DataOps attempts to unify and standardize these processes and workflows to promote efficiency and minimize waste.

DataOps frameworks: streamlining and consolidating data pipelines

Data pipelines typically consist of three phases: data ingestion, data engineering and data analytics. In a DataOps framework, the activities within each phase are integrated into a single data supply chain that can source, refine and enrich data for consumption across the business. 

To facilitate integration, many enterprises source all their data pipeline components from a single software vendor or cloud provider. Prebuilt data workflow automation platforms are also available: their vendors promise a single solution that will integrate existing data tools into a unified end-to-end workflow leveraging automation and orchestration to speed deployment, pipeline monitoring and testing. This provides a basic control center where complex data landscapes – including those complex multi-cloud or hybrid architectures – can be managed centrally.
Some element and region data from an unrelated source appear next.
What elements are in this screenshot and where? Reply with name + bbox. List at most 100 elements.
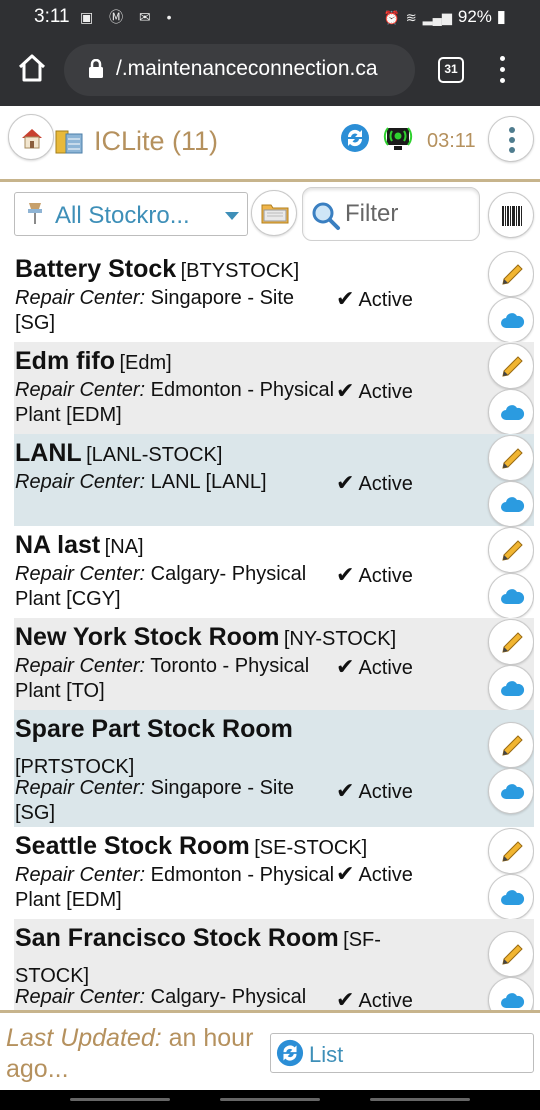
stockroom-name: Spare Part Stock Room <box>15 715 293 743</box>
barcode-scan-button[interactable] <box>488 192 534 238</box>
browser-menu-icon[interactable] <box>496 56 508 86</box>
stockroom-code: [SE-STOCK] <box>254 837 368 859</box>
list-item[interactable]: NA last [NA] Repair Center: Calgary- Phy… <box>14 526 534 619</box>
nav-back[interactable] <box>370 1098 470 1101</box>
cloud-button[interactable] <box>488 481 534 527</box>
edit-button[interactable] <box>488 619 534 665</box>
stockroom-name: Edm fifo <box>15 347 115 375</box>
status-active: ✔ Active <box>336 470 413 495</box>
cloud-button[interactable] <box>488 297 534 343</box>
url-text: /.maintenanceconnection.ca <box>116 57 378 80</box>
sync-icon[interactable] <box>340 123 370 153</box>
cloud-icon <box>501 589 525 604</box>
edit-button[interactable] <box>488 722 534 768</box>
nav-recents[interactable] <box>70 1098 170 1101</box>
edit-button[interactable] <box>488 527 534 573</box>
cloud-button[interactable] <box>488 665 534 711</box>
chevron-down-icon <box>225 212 239 220</box>
pencil-icon <box>502 944 523 965</box>
pushpin-icon <box>28 203 42 224</box>
stockroom-select[interactable]: All Stockro... <box>14 192 248 236</box>
repair-center-label: Repair Center: <box>15 986 146 1008</box>
battery-percent: 92% <box>457 7 492 26</box>
stockroom-select-value: All Stockro... <box>55 202 190 229</box>
stockroom-code: [LANL-STOCK] <box>86 444 223 466</box>
cloud-button[interactable] <box>488 389 534 435</box>
signal-icon: ▂▄▆ <box>422 10 452 25</box>
connection-icon <box>383 127 413 150</box>
repair-center-label: Repair Center: <box>15 287 146 309</box>
check-icon: ✔ <box>336 861 355 886</box>
wifi-icon: ≋ <box>405 10 417 25</box>
refresh-icon <box>276 1039 304 1067</box>
kebab-icon <box>509 127 515 157</box>
list-item[interactable]: Seattle Stock Room [SE-STOCK] Repair Cen… <box>14 827 534 920</box>
filter-box[interactable] <box>302 187 480 241</box>
nav-home[interactable] <box>220 1098 320 1101</box>
edit-button[interactable] <box>488 435 534 481</box>
edit-button[interactable] <box>488 251 534 297</box>
tabs-button[interactable]: 31 <box>438 57 464 83</box>
home-button[interactable] <box>8 114 54 160</box>
cloud-icon <box>501 993 525 1008</box>
url-bar[interactable]: /.maintenanceconnection.ca <box>64 44 415 96</box>
edit-button[interactable] <box>488 931 534 977</box>
stockroom-name: Seattle Stock Room <box>15 832 250 860</box>
stockroom-code: [Edm] <box>119 352 172 374</box>
check-icon: ✔ <box>336 286 355 311</box>
cloud-icon <box>501 681 525 696</box>
clock-text: 03:11 <box>427 130 476 152</box>
app-menu-button[interactable] <box>488 116 534 162</box>
repair-center-label: Repair Center: <box>15 864 146 886</box>
list-item[interactable]: Spare Part Stock Room [PRTSTOCK] Repair C… <box>14 710 534 827</box>
stockroom-name: Battery Stock <box>15 255 177 283</box>
status-bar: 3:11 ▣ Ⓜ ✉ • ⏰ ≋ ▂▄▆ 92% ▮ <box>0 0 540 34</box>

Just as cloud-native practices and environments fit naturally within the DevOps philosophy, DataOps platforms are a good match for cloud data architectures. Cloud providers offer pre-built tools and managed services that can be used strategically to support data quality testing, version control, reuse and parameterization across multiple environments – all key facets of a DataOps framework. Together, these form the foundation for a new approach that can take your data analytics to a new level.